Faculty & Staff

Amanda Eubanks Winkler
Director, Music Department; Professor, Musicology
Music
Biography

Amanda Eubanks Winkler comes to Rutgers from Syracuse University, where she was Professor of Music History and Cultures. She served in various administrative capacities at Syracuse, including two terms as department chair of Art and Music Histories.

Her research focuses on English music and theater. She was a long-term NEH fellow at the Folger Shakespeare Library (2001–2002) and served as the Co-Investigator on Performing Restoration Shakespeare, a project funded by the Arts & Humanities Research Council, UK (2017-2020). She has published on a broad range of topics, including the relationship among musical, spiritual, and bodily disorder; performance and pedagogy; intermediality and opera; musical depictions of the goddess Venus; the gendering of musical spirits; music and Shakespeare; and the intersection of music and politics.

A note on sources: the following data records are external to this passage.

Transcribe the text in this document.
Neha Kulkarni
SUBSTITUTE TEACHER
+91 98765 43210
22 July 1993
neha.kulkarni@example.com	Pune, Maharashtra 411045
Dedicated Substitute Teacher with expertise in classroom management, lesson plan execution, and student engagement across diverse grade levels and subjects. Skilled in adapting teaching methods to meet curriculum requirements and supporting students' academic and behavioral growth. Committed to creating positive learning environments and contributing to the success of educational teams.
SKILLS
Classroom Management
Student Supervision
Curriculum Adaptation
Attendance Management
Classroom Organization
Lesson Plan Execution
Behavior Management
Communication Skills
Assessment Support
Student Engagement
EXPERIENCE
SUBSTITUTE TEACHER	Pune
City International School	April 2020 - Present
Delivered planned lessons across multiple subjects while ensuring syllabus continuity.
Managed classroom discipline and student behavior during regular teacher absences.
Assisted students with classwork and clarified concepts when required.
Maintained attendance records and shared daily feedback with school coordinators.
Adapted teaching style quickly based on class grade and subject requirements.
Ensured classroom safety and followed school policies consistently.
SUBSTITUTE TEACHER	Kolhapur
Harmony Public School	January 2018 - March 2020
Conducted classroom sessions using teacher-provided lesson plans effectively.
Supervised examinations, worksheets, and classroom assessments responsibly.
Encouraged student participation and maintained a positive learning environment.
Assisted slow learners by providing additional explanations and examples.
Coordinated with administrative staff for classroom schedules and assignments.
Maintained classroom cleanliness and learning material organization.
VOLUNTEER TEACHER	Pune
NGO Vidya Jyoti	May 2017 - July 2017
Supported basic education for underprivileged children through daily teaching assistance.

Eubanks Winkler has also engaged with performance studies and practice-based research, including workshops that staged excerpts of William Davenant’s Macbeth and Charles Gildon’s Measure for Measure (Folger Theatre, Washington, D.C.) and Thomas Middleton’s The Witch (Blackfriars Conference, Staunton, VA). As part of the Performing Restoration Shakespeare project, she served as music director for a workshop of the Restoration-era Tempest (Sam Wanamaker Playhouse, Shakespeare’s Globe, London) and she co-led a workshop for scholars and served as a consultant for a full professional production of Davenant’s Macbeth, staged at the Folger Theatre, Washington DC in 2018.

Eubanks Winkler is a General Editor for The Collected Works of John Eccles (A-R Editions) and has published two volumes of late seventeenth-century English theater music. Her two most recent books are Music, Dance, and Drama in Early Modern English Schools (Cambridge University Press, 2020), which was awarded an Honorable Mention in the Diana McVeagh Book Prize competition by the North American British Music Studies Association, and Shakespeare in the Theatre: Sir William Davenant and the Duke’s Company, co-authored with Richard Schoch (Arden Shakespeare/Bloomsbury, 2021). Performing Restoration Shakespeare, an edited collection with Schoch and Claude Fretz that draws together perspectives from academics and practitioners, was published by Cambridge University Press in 2023. She is currently writing a book that situates Andrew Lloyd Webber’s musicals from the ’70s and ’80s within a social and political context.